According to the evidence, an unnamed inmate, who later shared a cell with Rafael Perez, claims Perez told him that he was working security at the Peterson Museum on the night Biggie was shot, and that he made a phonecall when Biggie left the party, to inform Mack that the Bad Boy rapper was sitting inside a vehicle outside the museum. "The federal judge in the case writes that the inmate reported that Perez had told him about his and [Officer David] Mack's involvement with Death Row Records and their activities at the Petersen Automotive Museum the night of Biggie Smalls' murder," California news station KCAL9 reports, calling the new info "potentially explosive evidence."
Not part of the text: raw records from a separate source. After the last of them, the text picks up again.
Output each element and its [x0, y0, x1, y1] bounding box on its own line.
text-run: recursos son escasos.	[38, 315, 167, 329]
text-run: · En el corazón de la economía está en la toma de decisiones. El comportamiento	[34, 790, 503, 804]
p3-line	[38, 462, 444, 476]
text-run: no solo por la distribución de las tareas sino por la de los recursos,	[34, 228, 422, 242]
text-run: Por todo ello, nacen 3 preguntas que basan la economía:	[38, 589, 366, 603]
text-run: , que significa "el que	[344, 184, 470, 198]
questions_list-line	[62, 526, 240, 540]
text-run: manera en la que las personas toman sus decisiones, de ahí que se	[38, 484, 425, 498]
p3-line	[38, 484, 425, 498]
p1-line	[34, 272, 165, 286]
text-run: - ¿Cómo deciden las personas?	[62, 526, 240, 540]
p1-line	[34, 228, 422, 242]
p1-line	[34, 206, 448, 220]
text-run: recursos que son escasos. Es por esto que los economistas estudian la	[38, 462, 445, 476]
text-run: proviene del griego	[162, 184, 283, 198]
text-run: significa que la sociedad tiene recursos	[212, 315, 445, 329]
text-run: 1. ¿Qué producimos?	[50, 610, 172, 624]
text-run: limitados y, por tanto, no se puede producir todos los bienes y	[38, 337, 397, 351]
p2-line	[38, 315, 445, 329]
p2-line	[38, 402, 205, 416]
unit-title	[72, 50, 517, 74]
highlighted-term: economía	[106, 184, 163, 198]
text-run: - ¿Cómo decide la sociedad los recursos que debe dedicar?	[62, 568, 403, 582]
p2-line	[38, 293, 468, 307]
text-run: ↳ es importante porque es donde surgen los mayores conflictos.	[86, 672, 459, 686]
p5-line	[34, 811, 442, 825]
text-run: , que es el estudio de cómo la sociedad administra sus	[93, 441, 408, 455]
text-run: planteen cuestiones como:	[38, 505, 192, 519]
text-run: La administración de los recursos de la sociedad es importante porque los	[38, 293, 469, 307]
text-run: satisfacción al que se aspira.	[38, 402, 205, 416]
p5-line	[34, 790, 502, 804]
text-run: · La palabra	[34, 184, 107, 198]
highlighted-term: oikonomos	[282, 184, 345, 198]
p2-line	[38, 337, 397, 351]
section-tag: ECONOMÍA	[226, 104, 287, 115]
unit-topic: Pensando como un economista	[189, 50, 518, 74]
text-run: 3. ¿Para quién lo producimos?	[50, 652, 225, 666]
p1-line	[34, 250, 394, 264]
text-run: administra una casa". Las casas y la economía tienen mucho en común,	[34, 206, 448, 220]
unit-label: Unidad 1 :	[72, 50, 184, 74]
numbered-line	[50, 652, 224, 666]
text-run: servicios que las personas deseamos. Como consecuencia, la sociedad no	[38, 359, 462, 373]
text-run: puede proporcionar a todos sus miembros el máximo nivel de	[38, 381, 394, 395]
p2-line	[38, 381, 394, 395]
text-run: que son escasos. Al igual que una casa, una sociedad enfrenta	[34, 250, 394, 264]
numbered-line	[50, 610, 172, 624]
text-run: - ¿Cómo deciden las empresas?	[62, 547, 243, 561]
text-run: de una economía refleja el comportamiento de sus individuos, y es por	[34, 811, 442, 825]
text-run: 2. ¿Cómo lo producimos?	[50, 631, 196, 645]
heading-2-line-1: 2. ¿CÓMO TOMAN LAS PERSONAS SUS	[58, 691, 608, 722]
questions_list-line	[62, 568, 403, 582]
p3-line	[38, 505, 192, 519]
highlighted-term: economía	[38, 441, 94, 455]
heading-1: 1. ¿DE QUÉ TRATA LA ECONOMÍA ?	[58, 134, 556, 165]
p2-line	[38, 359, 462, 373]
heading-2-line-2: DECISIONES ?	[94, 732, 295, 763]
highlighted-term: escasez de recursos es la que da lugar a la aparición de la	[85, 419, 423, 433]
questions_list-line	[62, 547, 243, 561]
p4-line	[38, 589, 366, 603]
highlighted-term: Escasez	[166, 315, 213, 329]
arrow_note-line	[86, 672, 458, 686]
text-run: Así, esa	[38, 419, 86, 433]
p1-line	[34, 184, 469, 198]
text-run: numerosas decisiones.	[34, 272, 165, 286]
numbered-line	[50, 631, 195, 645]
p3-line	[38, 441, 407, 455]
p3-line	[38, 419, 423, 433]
Unfortunately, the lead investigator in the case, who has since retired, never presented the inmate's sworn statements as evidence. Less than a year after Biggie's death, Perez and Mack were revealed to have been on Death Row's payroll as security, a scandal which, along with their involvement in an $800,000 cocaine heist, ended their careers in law enforcement.

The Wallace family argues that the evidence was suppressed to avoid costing the city millions for the LAPD's involvement in the murder, further creating tensions between the people of Los Angeles and its much-maligned police department.